Two prominent scholastic events which precede these tournaments in inception are the United States Junior Open championship (open to all players under the age of 21), and the United States Junior Invitational (Closed) championship (open to the top nine rated players under age 20 plus the previous year's U.S. Junior Open champion). These two are the oldest scholastic tournaments in the United States, with the winner of the U.S. Junior Closed being declared the United States Junior Chess Champion. Notable winners of the United States Junior Open (est. 1946) include Arthur Bisguier, Bobby Fischer, Yasser Seirawan, Greg Shahade, Shearwood McClelland III, Jennifer Shahade, and Asuka Nakamura. These tournaments are typically held during the summer. Previous winners of the United States Junior Invitational (est. 1966) include Larry Christiansen, Patrick Wolff, Joshua Waitzkin, Tal Shaked, Hikaru Nakamura, Robert Hess, Ray Robson, and Akshat Chandra. The preeminent invitational championship for players under age 16 is the U.S. Cadet Championship, which consists of the top eight rated players under then age of 16. Previous winners of this championship include Tal Shaked, Vinay Bhat, Aaron Pixton, and Jordy Mont-Reynaud.

In 1985, a new national scholastic championship, known as the Denker Tournament of High School Champions was inaugurated, pitting the scholastic high school champions of each state against each other for this championship. Previous winners include Alexander Fishbein, Ilya Gurevich, Jesse Kraai, and Abby Marshall. This tournament is typically held during the summer at the same time as the U.S. Open Chess Championship.

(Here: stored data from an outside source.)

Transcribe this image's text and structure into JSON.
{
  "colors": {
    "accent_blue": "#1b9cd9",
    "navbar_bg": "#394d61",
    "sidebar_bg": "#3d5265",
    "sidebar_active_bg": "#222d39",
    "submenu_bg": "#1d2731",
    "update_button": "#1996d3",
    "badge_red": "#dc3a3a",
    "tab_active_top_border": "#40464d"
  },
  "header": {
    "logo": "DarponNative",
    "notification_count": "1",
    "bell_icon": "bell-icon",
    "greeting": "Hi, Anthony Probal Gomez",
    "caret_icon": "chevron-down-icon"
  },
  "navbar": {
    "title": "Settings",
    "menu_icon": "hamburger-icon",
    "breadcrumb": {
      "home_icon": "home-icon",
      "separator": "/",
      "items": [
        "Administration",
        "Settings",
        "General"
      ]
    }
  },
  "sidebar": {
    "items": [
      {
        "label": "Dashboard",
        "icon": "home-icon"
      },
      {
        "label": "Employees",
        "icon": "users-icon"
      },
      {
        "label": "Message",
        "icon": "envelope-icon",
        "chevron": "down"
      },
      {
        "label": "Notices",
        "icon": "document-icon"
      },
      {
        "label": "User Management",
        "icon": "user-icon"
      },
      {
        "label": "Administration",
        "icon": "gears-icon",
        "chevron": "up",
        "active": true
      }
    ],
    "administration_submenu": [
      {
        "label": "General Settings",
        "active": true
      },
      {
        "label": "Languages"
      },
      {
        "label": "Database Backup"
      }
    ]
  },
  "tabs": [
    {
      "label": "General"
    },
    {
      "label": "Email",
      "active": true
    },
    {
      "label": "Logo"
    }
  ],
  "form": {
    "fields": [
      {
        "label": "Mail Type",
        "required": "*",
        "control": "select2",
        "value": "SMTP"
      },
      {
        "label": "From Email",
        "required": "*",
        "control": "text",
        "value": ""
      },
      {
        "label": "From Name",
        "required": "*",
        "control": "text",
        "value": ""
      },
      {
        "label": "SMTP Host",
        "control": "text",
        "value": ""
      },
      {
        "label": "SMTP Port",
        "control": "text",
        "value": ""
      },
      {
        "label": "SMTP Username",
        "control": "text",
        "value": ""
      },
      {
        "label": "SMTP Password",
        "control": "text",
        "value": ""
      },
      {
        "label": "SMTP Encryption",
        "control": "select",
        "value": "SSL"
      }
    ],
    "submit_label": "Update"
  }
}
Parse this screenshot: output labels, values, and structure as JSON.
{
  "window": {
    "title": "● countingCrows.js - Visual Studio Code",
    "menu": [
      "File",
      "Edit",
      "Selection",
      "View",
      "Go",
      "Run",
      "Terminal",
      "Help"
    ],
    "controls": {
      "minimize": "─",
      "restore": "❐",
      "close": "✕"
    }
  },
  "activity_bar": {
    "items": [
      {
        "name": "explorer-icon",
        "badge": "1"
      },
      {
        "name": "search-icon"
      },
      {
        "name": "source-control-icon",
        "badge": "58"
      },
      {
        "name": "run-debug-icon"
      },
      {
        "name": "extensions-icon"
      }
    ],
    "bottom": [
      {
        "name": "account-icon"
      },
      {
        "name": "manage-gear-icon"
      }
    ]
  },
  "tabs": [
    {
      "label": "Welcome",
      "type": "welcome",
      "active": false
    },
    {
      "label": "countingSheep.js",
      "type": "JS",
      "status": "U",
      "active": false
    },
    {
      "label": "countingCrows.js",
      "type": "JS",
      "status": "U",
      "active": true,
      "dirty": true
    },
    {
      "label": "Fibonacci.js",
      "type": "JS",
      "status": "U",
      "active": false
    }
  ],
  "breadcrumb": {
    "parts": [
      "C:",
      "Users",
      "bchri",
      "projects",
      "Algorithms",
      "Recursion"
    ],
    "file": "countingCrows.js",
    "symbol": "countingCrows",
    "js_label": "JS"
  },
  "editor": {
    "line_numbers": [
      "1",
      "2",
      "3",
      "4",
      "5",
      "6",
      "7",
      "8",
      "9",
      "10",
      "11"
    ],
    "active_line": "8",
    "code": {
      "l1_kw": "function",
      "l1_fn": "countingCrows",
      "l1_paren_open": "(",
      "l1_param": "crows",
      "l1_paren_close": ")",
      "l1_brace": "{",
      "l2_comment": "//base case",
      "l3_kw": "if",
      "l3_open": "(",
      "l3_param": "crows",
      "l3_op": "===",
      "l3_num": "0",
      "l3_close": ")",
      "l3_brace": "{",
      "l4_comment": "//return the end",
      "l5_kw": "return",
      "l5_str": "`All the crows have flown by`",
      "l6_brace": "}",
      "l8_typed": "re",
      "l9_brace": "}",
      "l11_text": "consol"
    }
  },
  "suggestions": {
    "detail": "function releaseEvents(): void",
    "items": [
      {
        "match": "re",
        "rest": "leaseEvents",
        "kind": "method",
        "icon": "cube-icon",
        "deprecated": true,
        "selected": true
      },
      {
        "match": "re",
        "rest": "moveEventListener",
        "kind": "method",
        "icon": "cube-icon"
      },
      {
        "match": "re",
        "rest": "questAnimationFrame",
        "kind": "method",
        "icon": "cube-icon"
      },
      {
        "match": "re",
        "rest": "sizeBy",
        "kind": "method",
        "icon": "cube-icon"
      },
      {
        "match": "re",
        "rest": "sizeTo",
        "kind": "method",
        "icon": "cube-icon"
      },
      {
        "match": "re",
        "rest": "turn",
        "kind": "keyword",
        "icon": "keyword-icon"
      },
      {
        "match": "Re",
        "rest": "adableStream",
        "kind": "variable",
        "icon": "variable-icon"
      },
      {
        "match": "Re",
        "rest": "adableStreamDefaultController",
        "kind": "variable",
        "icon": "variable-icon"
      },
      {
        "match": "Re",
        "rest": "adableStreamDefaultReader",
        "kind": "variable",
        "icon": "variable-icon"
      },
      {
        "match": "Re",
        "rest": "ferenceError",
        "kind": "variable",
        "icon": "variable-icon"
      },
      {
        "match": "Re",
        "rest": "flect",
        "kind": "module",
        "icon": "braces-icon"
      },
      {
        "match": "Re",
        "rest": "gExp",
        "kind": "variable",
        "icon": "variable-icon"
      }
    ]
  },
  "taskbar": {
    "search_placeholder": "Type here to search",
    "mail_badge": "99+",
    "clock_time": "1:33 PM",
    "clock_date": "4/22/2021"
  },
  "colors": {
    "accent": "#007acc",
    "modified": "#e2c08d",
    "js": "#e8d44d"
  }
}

In 1991, another new national championship was introduced, known as the National School Grade championships. The idea of this tournament was to determine national individual and team championships for each grade (Kindergarten through 12th grade). This tournament typically occurs in late November/early December. Previous winners include Vinay Bhat, Fabiano Caruana, Abby Marshall, Shearwood McClelland III, Asuka Nakamura, Hikaru Nakamura, and Ray Robson.

In the 2000s, new national championships held include the National Youth Action championship (held in November) and the U.S. Junior Chess Congress (held in February).

Unofficially, the record for most individual national championships is 13, shared by Harutyun Akopyan and Asuka Nakamura.

In 2013, US Junior Chess Champion was GM Daniel Naroditsky, and in 2014 it was GM Kayden Troff.

====Previous repeat team winners====
Previous repeat winners of the team events for the different age groups include the Julia R. Masterman School, from Philadelphia, PA, Stuyvesant High School and Hunter College High School, both from New York, NY, The Shelby School, from Payson, AZ, Catalina Foothills High School, from Tucson, AZ, and Edward R. Murrow High School, in Brooklyn, NY, the subject of a 2007 book, The Kings of New York: A Year Among the Geeks, Oddballs and Geniuses Who Make Up America's Top High-School Chess Team, by Michael Weinreb.

Evanston Township High School from Evanston, IL, won the National High School Chess Championship in 1972, 1973, and 1974 (having finished 2nd in 1971).

===Supernationals===
Normally the major tournaments (high school, junior high school, elementary/primary) will be held in different locations at different times, to allow participation in multiple events. However, beginning in 1997, there has been a single event known as the Supernationals where all events are held in one place simultaneously; the idea of the Supernationals was born in the early 1990s partially in response to concerns that young prodigies may win more than one championship in the same year (for example, the national elementary and national junior high school championship). This event currently occurs every four years; the previous two Supernational events have shown huge participation numbers. The first event was held in Knoxville, Tennessee in 1997, and attracted 4,298 players.

==The Dean of Scholastic Chess==
At the 2018 US Chess Delegate's Meeting, in Middleton, Wisconsin, Dewain Barber was named "Dean of Scholastic Chess". Barber has been a tremendous advocate of scholastic chess in the United States and has contributed to the development of a national invitational events for middle school state champions.